Ultimately, it is not a particularly satisfying game to play. Sure, there are plenty of statistics and game variations, but the basic game and game structures are not smooth enough to keep you hooked – there is no real flow to the proceedings. The small attempts at humour are moderately engaging for a while, but it is not long before you are turning away to find either a more substantial challenge in the shape of something like Civilization or some real action. RoboSport is trying to be the “thinking man’s shoot-‘em-up” and to a certain extent it succeeds. You have to think, and things definitely get shot. But that does not mean it is very much fun, and anyway, we have already got Laser Squad, Breach 2, Paladin 2...

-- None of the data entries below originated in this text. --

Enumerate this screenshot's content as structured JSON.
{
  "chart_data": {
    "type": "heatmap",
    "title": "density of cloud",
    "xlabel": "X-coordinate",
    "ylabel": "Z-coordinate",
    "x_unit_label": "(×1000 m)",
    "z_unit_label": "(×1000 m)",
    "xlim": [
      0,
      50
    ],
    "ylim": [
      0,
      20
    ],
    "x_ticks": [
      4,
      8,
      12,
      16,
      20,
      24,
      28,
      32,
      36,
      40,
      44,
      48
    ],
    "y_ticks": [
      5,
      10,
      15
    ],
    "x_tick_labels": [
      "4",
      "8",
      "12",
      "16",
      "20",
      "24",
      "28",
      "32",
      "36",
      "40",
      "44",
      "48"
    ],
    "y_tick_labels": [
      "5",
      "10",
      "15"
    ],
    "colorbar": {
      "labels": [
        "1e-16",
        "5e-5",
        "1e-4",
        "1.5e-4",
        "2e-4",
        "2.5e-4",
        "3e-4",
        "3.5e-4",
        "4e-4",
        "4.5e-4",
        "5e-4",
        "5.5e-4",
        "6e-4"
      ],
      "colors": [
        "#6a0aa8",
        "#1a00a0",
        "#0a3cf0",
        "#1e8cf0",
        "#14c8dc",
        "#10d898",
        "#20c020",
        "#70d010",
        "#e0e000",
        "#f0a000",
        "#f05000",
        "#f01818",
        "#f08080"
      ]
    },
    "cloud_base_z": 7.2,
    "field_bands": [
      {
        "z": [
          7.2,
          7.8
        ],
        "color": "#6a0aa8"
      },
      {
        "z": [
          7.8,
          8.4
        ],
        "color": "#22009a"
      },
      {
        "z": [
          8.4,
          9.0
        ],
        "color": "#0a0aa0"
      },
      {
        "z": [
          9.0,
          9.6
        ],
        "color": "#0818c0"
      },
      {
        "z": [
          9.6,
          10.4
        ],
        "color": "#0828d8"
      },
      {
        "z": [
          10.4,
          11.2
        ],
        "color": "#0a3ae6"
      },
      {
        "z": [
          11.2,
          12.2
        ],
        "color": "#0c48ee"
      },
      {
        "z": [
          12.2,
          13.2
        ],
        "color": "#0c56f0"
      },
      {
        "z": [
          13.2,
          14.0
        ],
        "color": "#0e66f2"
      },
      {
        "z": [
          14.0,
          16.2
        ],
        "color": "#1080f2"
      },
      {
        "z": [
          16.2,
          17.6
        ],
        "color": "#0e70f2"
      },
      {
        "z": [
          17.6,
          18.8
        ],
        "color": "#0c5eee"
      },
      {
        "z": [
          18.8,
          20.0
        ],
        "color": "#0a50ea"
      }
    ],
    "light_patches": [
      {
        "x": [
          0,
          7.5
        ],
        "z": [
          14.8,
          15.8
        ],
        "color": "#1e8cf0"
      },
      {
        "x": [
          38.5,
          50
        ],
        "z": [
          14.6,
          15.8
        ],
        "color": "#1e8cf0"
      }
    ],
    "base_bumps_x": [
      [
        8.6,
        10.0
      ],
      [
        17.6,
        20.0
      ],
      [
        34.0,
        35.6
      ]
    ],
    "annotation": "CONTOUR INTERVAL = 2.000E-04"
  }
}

Amiga Power, Issue 21, January 1993, p.p.54-55
"It tries to throw in a bit of humour to lighten the load"
Have Maxis created the ultimate in Hide-and-Seek games? Tony Dillon goes into a corner and counts to a hundred.
Living in the universe created by the Maxis team isn't all hard work, no matter how it may seem. There is more to life than building and maintaining, you know. There is war. There is sport. There is cheese, ham, pepperoni and pickle rolls. Most important of these is war, of course, and as humankind works its way to its own destruction, it only seems logical to assume that robots will at some stage play a large role in battle. A battle robot would need to have a heavy amount of intelligence if it is to succeed in its task, and as far as the Maxis team can see, this is where things start to break down.
If you haven not already guessed, Robosport is a strategy title where teams compete against each other in organised wargames. You know the sort, usually played out by advertising executives with paint-firing guns. There are five different games to play here, from the standard Survival, where your team has to be the last one standing, to Catch The Flag, where you have to steal your opponent's flag and return it to your home base, along with new ones like Baseball, where you have to try and tag all four bases for a home run.
The game works like this. Each team takes their turn in ordering their robots about. Once all the orders have been made, the battle commences and you can see the results of your actions. The interesting thing about the game is the way you control your units. Each team starts with four units, and on each turn you plan the actions of separate units for the next 15 seconds by programming a series of moves.
Clicking on a location moves the unit to that point, and using the icons on the left of the screen lets you choose between the various firing moves. Everything you do takes time, and as you program, a clock tells you how much time you have left to fill. Ingenious.
For a strategy title, it is simple to the point of perfection. The control method is so easy to master that you will find yourself hooked within minutes, and the only game that ever did that for me was Connect 4. The graphics and sound might not be the hottest ever, but Robosport is a hot piece of software. If you like Laser Squad, you will drool over this.